The Ocean Drilling Program recently published results indicating that the 2011 Tohoku-Oki earthquake produced a maximum co-seismic slip of more than 50 meters near the Japan Trench. This is the largest fault displacement that has been measured for an observed earthquake. They also suggest that the displacement across the fault likely relieved nearly 100% of the preexisting shear stress across the fault in a matter of minutes.
What physical process could explain how the rock in the fault zone remained relatively strong for many decades and then suddenly become very weak?
This great earthquake is unprecedented for seismology because of its size and because it was possible to collect so much data about it. The details of the physical mechanism responsible for it is the subject of active research. The simple models of faults we learned in school are entirely applicable, but inadequate to entirely explain all the observations.
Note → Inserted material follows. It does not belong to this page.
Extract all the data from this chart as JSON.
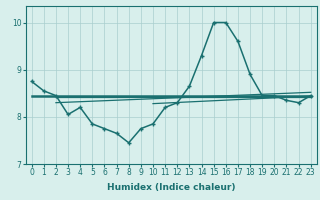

This paper is possible place to start for the technically advanced: The 2011 Magnitude 9.0 Tohoku-Oki Earthquake: Mosaicking the Megathrust from Seconds to Centuries
This article, for general scientific audience: Japan's 9.0 Tohoku-Oki Earthquake: Surprising Findings About Energy Distribution Over Fault Slip and Stress Accumulation which also contained the following:
For seismologist Hiroo Kanamori, Caltech's Smits Professor of Geophysics, Emeritus, who was in Japan at the time of the earthquake and has been studying the region for many years, the most significant finding was that a large slip occurred near the Japan Trench. While smaller earthquakes have happened in the area, it was believed that the relatively soft material of the seafloor would not support a large amount of stress. "The amount of strain associated with this large displacement is nearly five to 10 times larger than we normally see in large megathrust earthquakes," he notes. "It has been generally thought that rocks near the Japan Trench could not accommodate such a large elastic strain."